Cisco Systems, Inc. is an American multinational corporation headquartered in San Jose, California, that designs, manufactures, and sells networking equipment. The stock was added to the Dow Jones Industrial Average on June 8, 2009, and is also included in the S&P 500 Index, the Russell 1000 Index, NASDAQ-100 Index and the Russell 1000 Growth Stock Index.
Cisco Systems was founded in December 1984 by two members of Stanford University computer support staff: Leonard Bosack who was in charge of the computer science department's computers, and Sandy Lerner, who managed the Graduate School of Business' computers.
Despite founding Cisco in 1984, Bosack, along with Kirk Lougheed, continued to work at Stanford on Cisco's first product which consisted of exact replicas of Stanford's "Blue Box" router and a stolen copy of the University's multiple-protocol router software, originally written some years earlier at Stanford medical school by William Yeager — a Stanford research engineer — which they adapted into what became the foundation for Cisco IOS. On July 11, 1986, Bosack and Kirk Lougheed were forced to resign from Stanford and the university contemplated filing criminal complaints against Cisco and its founders for the theft of its software, hardware designs and other intellectual properties. In 1987, Stanford licensed the router software and two computer boards to Cisco.

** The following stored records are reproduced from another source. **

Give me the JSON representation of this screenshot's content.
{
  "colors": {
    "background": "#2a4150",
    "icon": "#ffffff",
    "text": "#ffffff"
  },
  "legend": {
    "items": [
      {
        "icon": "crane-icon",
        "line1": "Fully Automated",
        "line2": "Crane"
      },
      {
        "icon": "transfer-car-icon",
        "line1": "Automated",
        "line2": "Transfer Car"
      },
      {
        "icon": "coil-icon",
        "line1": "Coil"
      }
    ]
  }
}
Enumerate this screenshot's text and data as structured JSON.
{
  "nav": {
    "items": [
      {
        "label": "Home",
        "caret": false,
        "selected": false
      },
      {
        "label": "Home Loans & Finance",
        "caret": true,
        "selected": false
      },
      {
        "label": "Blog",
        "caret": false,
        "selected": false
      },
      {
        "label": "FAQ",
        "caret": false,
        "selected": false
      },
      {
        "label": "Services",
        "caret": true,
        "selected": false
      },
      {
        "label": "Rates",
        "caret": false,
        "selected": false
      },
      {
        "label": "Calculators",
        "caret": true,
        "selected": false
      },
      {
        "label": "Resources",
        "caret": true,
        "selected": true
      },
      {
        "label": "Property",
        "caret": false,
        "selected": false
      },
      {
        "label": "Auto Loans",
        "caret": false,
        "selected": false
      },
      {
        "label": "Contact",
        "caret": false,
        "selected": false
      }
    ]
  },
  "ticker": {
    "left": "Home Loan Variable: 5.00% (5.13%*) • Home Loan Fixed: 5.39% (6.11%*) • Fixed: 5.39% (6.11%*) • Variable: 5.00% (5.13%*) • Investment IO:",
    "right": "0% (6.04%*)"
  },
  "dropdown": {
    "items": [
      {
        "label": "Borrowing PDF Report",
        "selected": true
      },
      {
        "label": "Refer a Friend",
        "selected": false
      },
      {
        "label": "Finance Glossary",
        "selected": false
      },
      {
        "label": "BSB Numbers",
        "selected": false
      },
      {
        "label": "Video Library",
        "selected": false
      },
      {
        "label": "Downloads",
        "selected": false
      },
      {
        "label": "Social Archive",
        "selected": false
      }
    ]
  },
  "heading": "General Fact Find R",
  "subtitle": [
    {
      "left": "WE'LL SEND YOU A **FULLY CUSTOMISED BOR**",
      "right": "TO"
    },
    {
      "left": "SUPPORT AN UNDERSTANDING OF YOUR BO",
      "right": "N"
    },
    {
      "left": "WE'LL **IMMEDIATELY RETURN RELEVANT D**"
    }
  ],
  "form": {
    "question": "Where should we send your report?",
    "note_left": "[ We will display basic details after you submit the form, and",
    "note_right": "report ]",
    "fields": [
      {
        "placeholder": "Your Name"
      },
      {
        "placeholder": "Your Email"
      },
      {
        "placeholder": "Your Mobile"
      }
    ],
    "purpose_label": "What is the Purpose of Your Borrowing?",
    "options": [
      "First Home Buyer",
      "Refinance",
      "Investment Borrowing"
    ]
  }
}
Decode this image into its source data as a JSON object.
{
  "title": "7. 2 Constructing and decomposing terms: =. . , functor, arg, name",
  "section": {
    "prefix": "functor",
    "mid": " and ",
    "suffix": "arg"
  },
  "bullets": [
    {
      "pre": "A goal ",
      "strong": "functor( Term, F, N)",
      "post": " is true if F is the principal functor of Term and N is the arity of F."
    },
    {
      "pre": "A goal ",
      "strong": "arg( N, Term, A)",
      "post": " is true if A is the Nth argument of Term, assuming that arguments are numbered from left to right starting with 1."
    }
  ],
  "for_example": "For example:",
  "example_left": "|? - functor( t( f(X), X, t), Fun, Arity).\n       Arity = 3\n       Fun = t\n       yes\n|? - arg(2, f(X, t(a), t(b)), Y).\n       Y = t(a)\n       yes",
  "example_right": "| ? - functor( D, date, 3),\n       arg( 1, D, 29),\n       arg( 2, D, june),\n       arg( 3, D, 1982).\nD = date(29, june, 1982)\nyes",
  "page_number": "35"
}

In addition to Bosack, Lerner and Lougheed, Greg Satz, a programmer, and Richard Troiano, who handled sales, completed the early Cisco team. The company's first CEO was Bill Graves, who held the position from 1987 to 1988. In 1988, John Morgridge was appointed CEO.
The name "Cisco" was derived from the city name, San Francisco, which is why the company's engineers insisted on using the lower case "cisco" in its early years. The logo is intended to depict the two towers of the Golden Gate Bridge.
On February 16, 1990, Cisco Systems went public (with a market capitalization of $224 million) and was listed on the NASDAQ stock exchange. On August 28, 1990, Lerner was fired; upon hearing the news, her husband Bosack resigned in protest. The couple walked away from Cisco with $170 million, 70% of which was committed to their own charity.
Although Cisco was not the first company to develop and sell dedicated network nodes, it was one of the first to sell commercially successful routers supporting multiple network protocols. Classical, CPU-based architecture of early Cisco devices coupled with flexibility of operating system IOS allowed for keeping up with evolving technology needs by means of frequent software upgrades. Some popular models of that time (such as Cisco 2500) managed to stay in production for almost a decade virtually unchanged—a rarity in high-tech industry. Although Cisco was strongly rooted in the enterprise environment, the company was quick to capture the emerging service provider environment, entering the SP market with new, high-capacity product lines such as Cisco 7000 and Cisco 7500.
Between 1992 and 1994, Cisco acquired several companies in Ethernet switching, such as Kalpana, Grand Junction, and most notably, Mario Mazzola's Crescendo Communications which together formed the Catalyst business unit. At the time, the company envisioned layer 3 routing and layer 2 (Ethernet, Token Ring) switching as complementary functions of different intelligence and architecture—the former was slow and complex, the latter was fast but simple. This philosophy dominated the company's product lines throughout the 1990s.
In 1995, John Morgridge was succeeded by John Chambers.